As to our interactions, I’ve never spoken with him on the phone. We exchange e-mails all the time and he’s actually a pretty good writer in his own right. I think he’s a fun guy and he’s so enthusiastic about the project in general. Whenever I’m feeling down or psyching myself into getting some pages done, I sort of bounce off him and he’s proven to be an inspiration that way as well.
Was the decision to go bi-monthly a safeguard with respect to your TV schedule?
DL: Yeah. Again, that I think is these guys being really understanding of the scenario I find myself in. My other masters, ABC & Disney, are very cool in terms of allowing me to do this comic book, but that was with the understanding that it wouldn’t get in the way of “Lost.” The real thinking comes down to we don’t want to sacrifice quality for time. That’s probably the real reason why we feel more comfortable with the bi-monthly schedule.
You don’t want your editor to have to crack the whip on you.
DL: Right, well, maybe a little bit! Some good old fashioned whip cracking isn’t the worst thing.
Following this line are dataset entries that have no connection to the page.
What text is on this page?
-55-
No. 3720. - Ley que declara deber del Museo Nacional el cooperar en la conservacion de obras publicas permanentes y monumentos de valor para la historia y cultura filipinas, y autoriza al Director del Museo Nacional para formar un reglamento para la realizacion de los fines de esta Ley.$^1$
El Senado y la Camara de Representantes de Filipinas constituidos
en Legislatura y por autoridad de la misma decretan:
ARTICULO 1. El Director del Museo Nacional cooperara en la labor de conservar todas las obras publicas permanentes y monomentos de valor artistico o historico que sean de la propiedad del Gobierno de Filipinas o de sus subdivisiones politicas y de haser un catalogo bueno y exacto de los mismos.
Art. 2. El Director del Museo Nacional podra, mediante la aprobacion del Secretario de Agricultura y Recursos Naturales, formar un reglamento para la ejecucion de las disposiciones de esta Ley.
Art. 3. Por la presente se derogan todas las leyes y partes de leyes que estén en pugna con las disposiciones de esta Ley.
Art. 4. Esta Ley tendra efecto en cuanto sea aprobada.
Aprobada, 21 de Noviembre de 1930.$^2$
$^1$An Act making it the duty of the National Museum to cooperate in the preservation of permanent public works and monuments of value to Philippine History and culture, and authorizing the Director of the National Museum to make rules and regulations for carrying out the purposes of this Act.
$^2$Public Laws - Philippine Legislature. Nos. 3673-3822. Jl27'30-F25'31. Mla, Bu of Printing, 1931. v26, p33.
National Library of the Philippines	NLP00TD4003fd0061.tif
As long as it’s not in the face! (laughs)
Some have complained that with some of these series there’s not enough meat in the beginning of these extended story lines. What kind of thoughts do you have on that in terms of this series? Will it be a slow build?
DL: It’s all about the story being told. The challenge in “Lost” has always been that they’re on an Island, the Island is mysterious and at what rate do you reveal the Island’s mysteries? I think the engine of a story like “Ultimate Wolverine Vs. Hulk” is a much different one. Hopefully people who are buying the book just want to see these two characters interact with each other and what happens when they do. On that end, I believe the book is going to deliver on that. I think if you take ambitious projects like “Identity Crisis” at DC or “House of M” at Marvel, those are based fundamentally on mysteries. “Ultimate Wolverine vs. Hulk” isn’t based around any sort of central mystery, so therefore it’s more about the moves, machinations and character interactions between these two guys and I think six issues is exactly the right amount of time before it could go stale.
In terms of pay off’s, how hard is in writing comics compared to television?
DL: I think both are really tough. The thing about TV is that sometimes we have cliffhangers and sometimes we don’t. If you give the audience a cliffhanger every week, that becomes the expectation and it gives you no opportunity to wrap up mini-arcs. In a scenario like this, almost every issue is treated like an episode of television in that it has to have a cliffhanger, but I look at it more as the space between each issue of this series is like a commercial break. So, I want there to be a very dynamic ending to each issue so that you don’t change the channel, as it were. If you are having to wait four or five weeks for the next issue to come out, you want to make sure it’s exciting and compelling in terms of what’s going to happen next. To give the audience intrigue in terms of what’s happening next doesn’t necessarily have to based on a mystery as much as here is a compelling moment and we’re wondering how it will resolve itself. I’ve found that challenging in writing the comic because I don’t really have that experience. I’m sort of playing in a new medium. But hopefully, as I’ve concepted out the series, every issue ends with sort of a dramatic and intriguing moment. I would challenge anyone whoever buys issue one not to follow the series all the way through to its completion.